Dunno, just seems very wrong to me somehow.

Abraham
10-06-05, 11:28 AM
I am not the naive and I expect - under the wrong circumstances - any behaviour from any army and any police force, be it often on an incidental basis.
And who would have expected exactly three months ago (July 6th!) that the British police would within days get orders to shoot at civilians... And that the British police would actually shoot and kill an innocent bystander!
The point is that in democracies like Britain and Israel there is a free press, there can be an outcry and there will be an investigation or a court case, like the one that took place in Israel. And Israel's chief justice ruled: "The army cannot use civilians for its purposes". I bet there will be plenty of whatchgroups keeping an eye on the Israeli army's behaviour...
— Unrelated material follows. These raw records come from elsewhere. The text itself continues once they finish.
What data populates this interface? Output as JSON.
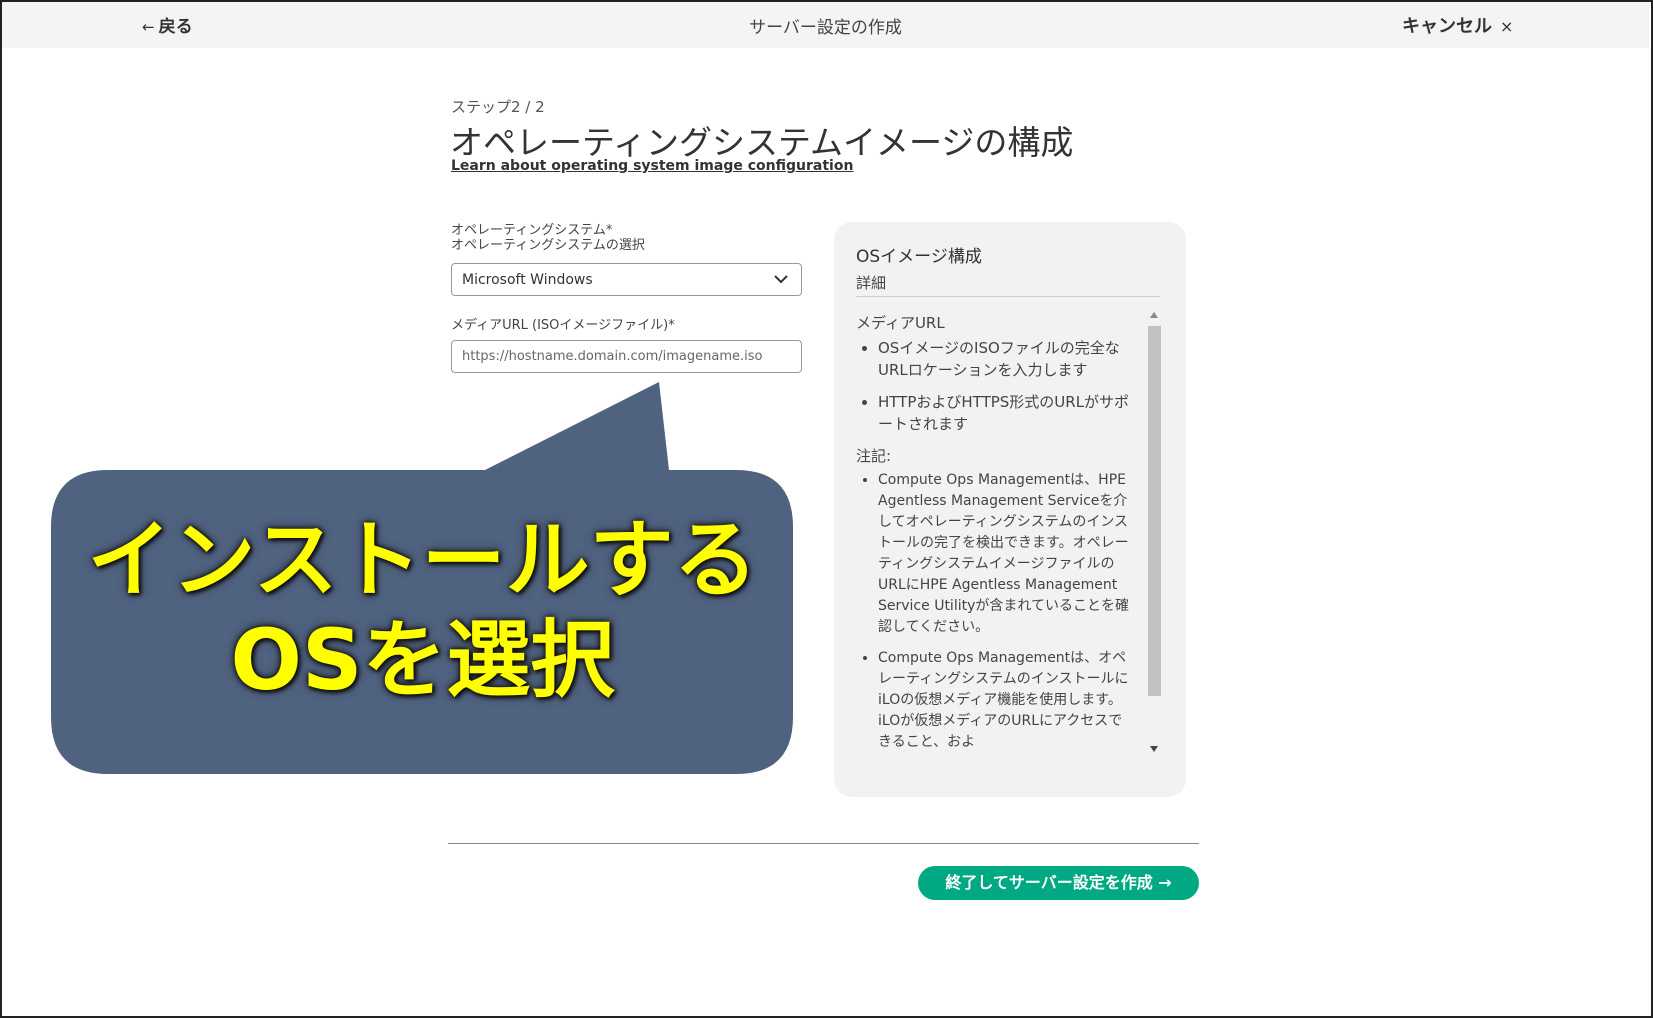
{
  "header": {
    "back_label": "戻る",
    "back_arrow": "←",
    "title": "サーバー設定の作成",
    "cancel_label": "キャンセル",
    "cancel_icon": "×"
  },
  "step": {
    "indicator": "ステップ2 / 2",
    "title": "オペレーティングシステムイメージの構成",
    "learn_link": "Learn about operating system image configuration"
  },
  "form": {
    "os_label_line1": "オペレーティングシステム*",
    "os_label_line2": "オペレーティングシステムの選択",
    "os_selected": "Microsoft Windows",
    "url_label": "メディアURL (ISOイメージファイル)*",
    "url_placeholder": "https://hostname.domain.com/imagename.iso"
  },
  "panel": {
    "title": "OSイメージ構成",
    "subtitle": "詳細",
    "media_heading": "メディアURL",
    "media_items": [
      "OSイメージのISOファイルの完全なURLロケーションを入力します",
      "HTTPおよびHTTPS形式のURLがサポートされます"
    ],
    "notes_heading": "注記:",
    "notes_items": [
      "Compute Ops Managementは、HPE Agentless Management Serviceを介してオペレーティングシステムのインストールの完了を検出できます。オペレーティングシステムイメージファイルのURLにHPE Agentless Management Service Utilityが含まれていることを確認してください。",
      "Compute Ops Managementは、オペレーティングシステムのインストールにiLOの仮想メディア機能を使用します。iLOが仮想メディアのURLにアクセスできること、およ"
    ]
  },
  "footer": {
    "finish_label": "終了してサーバー設定を作成 →"
  },
  "callout": {
    "line1": "インストールする",
    "line2": "OSを選択",
    "bg_color": "#4f6280",
    "text_color": "#ffff00"
  },
  "colors": {
    "accent": "#01a982",
    "header_bg": "#f4f4f4",
    "panel_bg": "#f2f2f2"
  }
}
But let's go and take a look at the other side of the hill, for a change.
The standard modus operandi of the 'oppostion' is usually to quote from the Koran and then slice the throat of an innocent hostage, or to exclaim: "Allah Akbar!" and press the button of a spike bomb amidst public transport passengers or in a restaurant...
That's the reality of terrorism and the war against it.

tycho102
10-06-05, 11:57 AM
The way I understand it, the soldiers walked across the street, grabbed a neighbor kid and walked him up there. I've a problem with that, because the next door neighbor might very well not know, or he might have been told not to know on pain of death.

What they (IDF) should have done is use one of the people they had already arrested.
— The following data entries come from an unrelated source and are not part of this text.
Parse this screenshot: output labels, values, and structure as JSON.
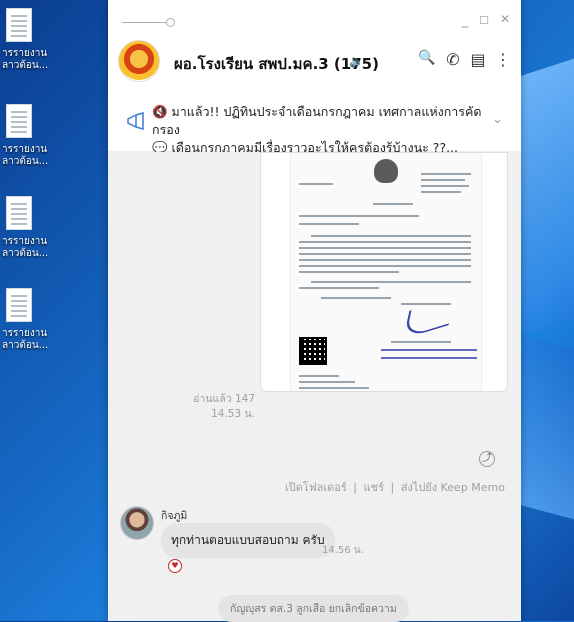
{
  "desktop": {
    "icons": [
      {
        "icon": "document-icon",
        "label1": "ารรายงาน",
        "label2": "ลาวต้อน..."
      },
      {
        "icon": "document-icon",
        "label1": "ารรายงาน",
        "label2": "ลาวต้อน..."
      },
      {
        "icon": "document-icon",
        "label1": "ารรายงาน",
        "label2": "ลาวต้อน..."
      },
      {
        "icon": "document-icon",
        "label1": "ารรายงาน",
        "label2": "ลาวต้อน..."
      }
    ]
  },
  "window": {
    "controls": {
      "minimize": "_",
      "maximize": "☐",
      "close": "✕"
    }
  },
  "chat_header": {
    "title": "ผอ.โรงเรียน สพป.มค.3 (175)",
    "mute_icon": "🔈",
    "search_icon": "🔍",
    "call_icon": "✆",
    "notes_icon": "▤",
    "more_icon": "⋮"
  },
  "announcement": {
    "line1": "🔇 มาแล้ว!! ปฏิทินประจำเดือนกรกฎาคม เทศกาลแห่งการคัดกรอง",
    "line2": "💬 เดือนกรกฎาคมมีเรื่องราวอะไรให้ครูต้องรู้บ้างนะ ??...",
    "chevron": "⌄"
  },
  "image_message": {
    "read_count": "อ่านแล้ว 147",
    "time": "14.53 น.",
    "share_icon": "⤴",
    "actions": {
      "open_folder": "เปิดโฟลเดอร์",
      "share": "แชร์",
      "keep": "ส่งไปยัง Keep Memo",
      "separator": "|"
    }
  },
  "text_message": {
    "sender": "กิจภูมิ",
    "text": "ทุกท่านตอบแบบสอบถาม  ครับ",
    "time": "14.56 น.",
    "reaction": "♥"
  },
  "system_message": {
    "text": "กัญญุสร ตส.3 ลูกเสือ ยกเลิกข้อความ"
  },
  "colors": {
    "accent": "#3b7dd8",
    "chat_bg": "#f0f0f0",
    "bubble_bg": "#e4e4e4",
    "desktop_bg": "#1565c0"
  }
}
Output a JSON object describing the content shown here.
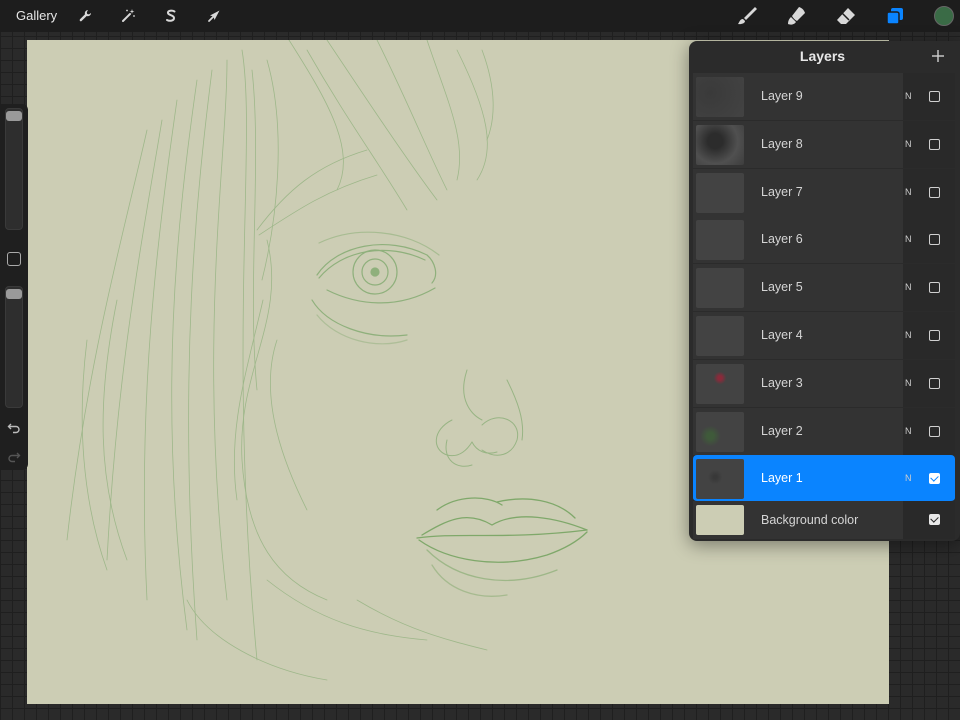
{
  "toolbar": {
    "gallery_label": "Gallery",
    "left_tools": [
      "wrench-icon",
      "magic-wand-icon",
      "selection-s-icon",
      "transform-arrow-icon"
    ],
    "right_tools": [
      "brush-icon",
      "smudge-icon",
      "eraser-icon",
      "layers-icon"
    ],
    "active_tool": "layers-icon",
    "active_color": "#3a6b46",
    "accent": "#0a84ff"
  },
  "canvas": {
    "background_color": "#cccdb4",
    "sketch_color": "#7fa86a"
  },
  "sidebar": {
    "brush_size_level": 0.0,
    "opacity_level": 0.0
  },
  "layers_panel": {
    "title": "Layers",
    "layers": [
      {
        "name": "Layer 9",
        "blend": "N",
        "visible": false,
        "active": false
      },
      {
        "name": "Layer 8",
        "blend": "N",
        "visible": false,
        "active": false
      },
      {
        "name": "Layer 7",
        "blend": "N",
        "visible": false,
        "active": false
      },
      {
        "name": "Layer 6",
        "blend": "N",
        "visible": false,
        "active": false
      },
      {
        "name": "Layer 5",
        "blend": "N",
        "visible": false,
        "active": false
      },
      {
        "name": "Layer 4",
        "blend": "N",
        "visible": false,
        "active": false
      },
      {
        "name": "Layer 3",
        "blend": "N",
        "visible": false,
        "active": false
      },
      {
        "name": "Layer 2",
        "blend": "N",
        "visible": false,
        "active": false
      },
      {
        "name": "Layer 1",
        "blend": "N",
        "visible": true,
        "active": true
      }
    ],
    "background": {
      "name": "Background color",
      "color": "#cccdb4",
      "visible": true
    }
  }
}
The Iranians and Saudis and Syrians, in Iraq, use this same tactic to get people who inform on foreign insurrgent activity. The idea being that you want to bring all your people back alive after a fight, so why not use the enemy against the enemy?

Worked for Muhammed.

jumpy
10-06-05, 04:00 PM
And who would have expected exactly three months ago (July 6th!) that the British police would within days get orders to shoot at civilians... And that the British police would actually shoot and kill an innocent bystander!

Indeed, there were some fairly harsh and all-encompassing decisions made back then. The reasult of which being that the police were one nill down at halftime.
Perhaps this is one of the reasons that here there's always been a heavy resistance here from the public and the government and the police themselves against the introduction of firearms to the average coppers beat kit (beat- as in his daily rounds, not a rubber truncheon lol). It promotes a kind of escalation, becoming more lethal each time.
We have armed response officers, who 'specialise' in dealing with armed confronation and high security problems etc. They killed an innocent man, so under the most severe conditions, even the most highly trained officer can balls it up.
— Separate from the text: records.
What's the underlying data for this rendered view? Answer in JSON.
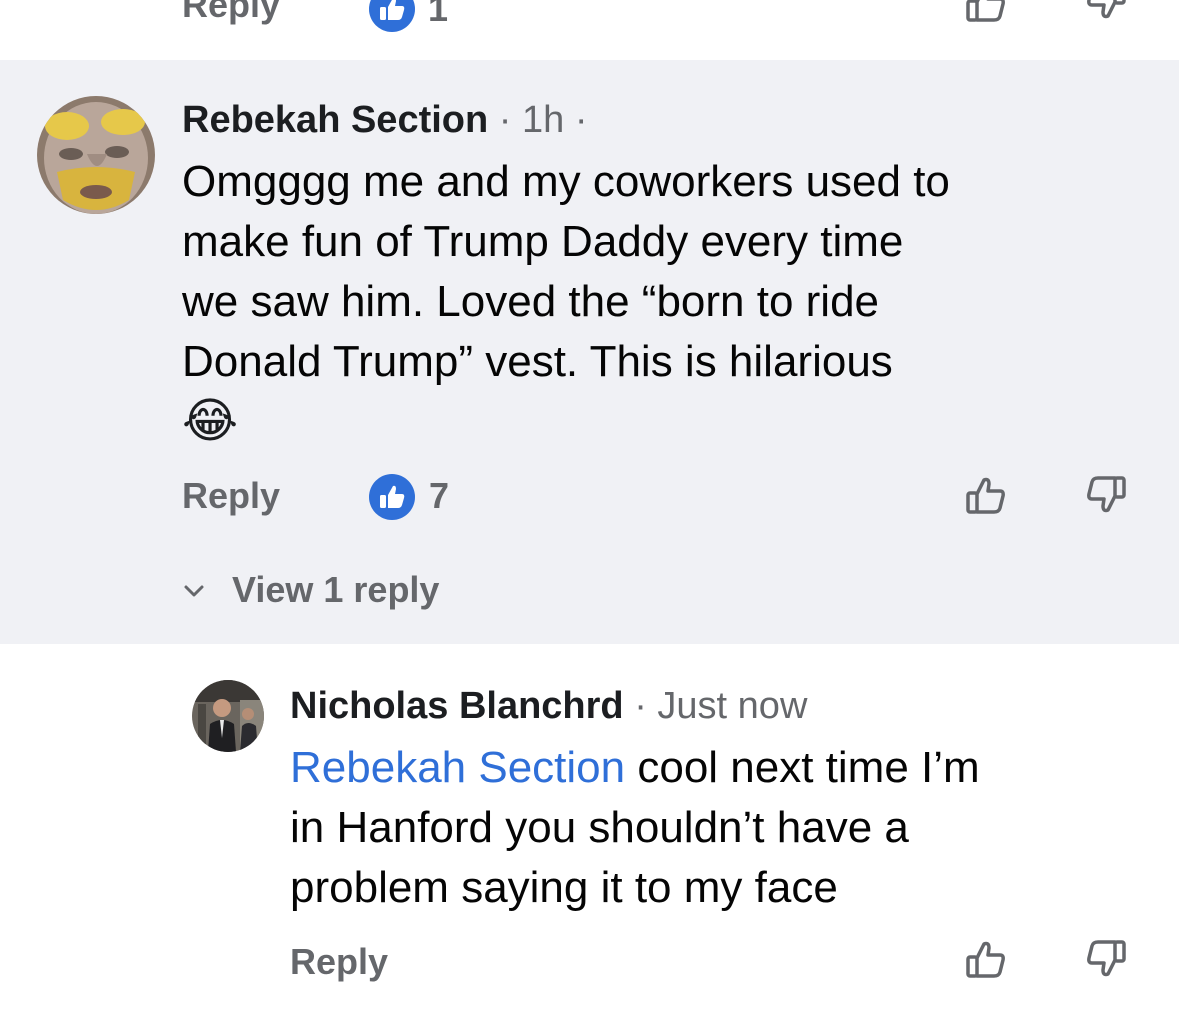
{
  "previous_comment": {
    "reply_label": "Reply",
    "like_count": "1"
  },
  "comment": {
    "author": "Rebekah Section",
    "separator": "·",
    "time": "1h",
    "trailing_dot": "·",
    "lines": [
      "Omgggg me and my coworkers used to",
      "make fun of Trump Daddy every time",
      "we saw him. Loved the “born to ride",
      "Donald Trump” vest. This is hilarious"
    ],
    "emoji": "😂",
    "reply_label": "Reply",
    "like_count": "7",
    "view_replies_label": "View 1 reply"
  },
  "reply": {
    "author": "Nicholas Blanchrd",
    "separator": "·",
    "time": "Just now",
    "mention": "Rebekah Section",
    "first_line_rest": " cool next time I’m",
    "lines": [
      "in Hanford you shouldn’t have a",
      "problem saying it to my face"
    ],
    "reply_label": "Reply"
  },
  "icons": {
    "like_badge": "thumbs-up-badge-icon",
    "like_button": "thumbs-up-outline-icon",
    "dislike_button": "thumbs-down-outline-icon",
    "expand": "chevron-down-icon"
  },
  "colors": {
    "highlight_background": "#f0f1f5",
    "like_blue": "#2f6fd8",
    "mention_blue": "#2f6fd8",
    "secondary_text": "#65676b"
  }
}
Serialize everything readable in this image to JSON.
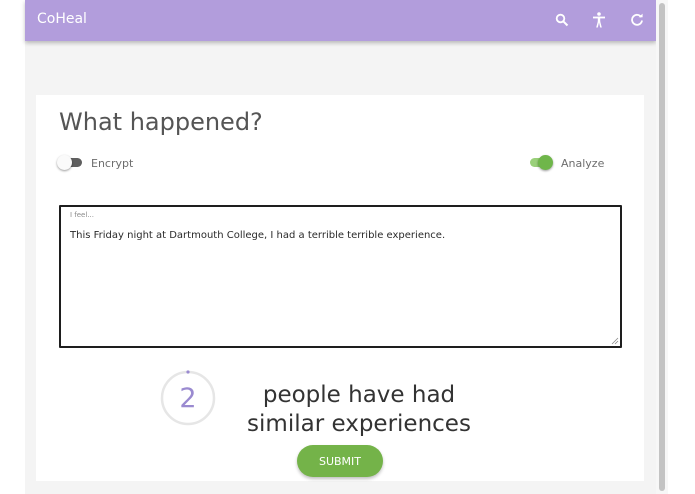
{
  "appbar": {
    "brand": "CoHeal",
    "icons": [
      "search-icon",
      "accessibility-icon",
      "refresh-icon"
    ],
    "color": "#b29ddc"
  },
  "card": {
    "title": "What happened?",
    "toggles": {
      "encrypt": {
        "label": "Encrypt",
        "on": false
      },
      "analyze": {
        "label": "Analyze",
        "on": true
      }
    },
    "textarea": {
      "label": "I feel...",
      "value": "This Friday night at Dartmouth College, I had a terrible terrible experience."
    },
    "similar": {
      "count": "2",
      "text": "people have had similar experiences"
    },
    "submit_label": "SUBMIT"
  },
  "colors": {
    "accent": "#b29ddc",
    "success": "#74b349",
    "counter_text": "#9a8ad0"
  }
}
I can appreciate the necessity for getting the job done, but that usually has some fairly far reaching repercussions tacked on.
And it's events like the one in the article about the teenager getting killed after not being given a choice to help or not, and the guy shot by police on the london tube that make me try and hold on to what is rapidly becoming a dimminishing belief in the 'best qualitys in (a) man'* after almost three decades of life. I understand it, but that doesn't make it right all the same; I guess like terrorism, that's the reality of life you can count on, that at no time in our recorded history has the ever been no war at all, it's always there in some place or other. Motive almost seems irrelevant. Wheather you're looking at a coalition of the free or brotherhood of the holy crusade, if you strip away all the rubbish and veils of culture and religion, the wrapping whith which we surround our lives, they both kill and spill the blood of their fellow man or woman and that of the innocent. For me the only reason I can see any justice in it at all is that some people still cannot reconcile the masive gulf between the understanding of what must be done and what is right.



* plato - the republic. justice in the individual / the similie of the cave.

bradclark1
10-06-05, 06:39 PM
Constant violence breeds callousness.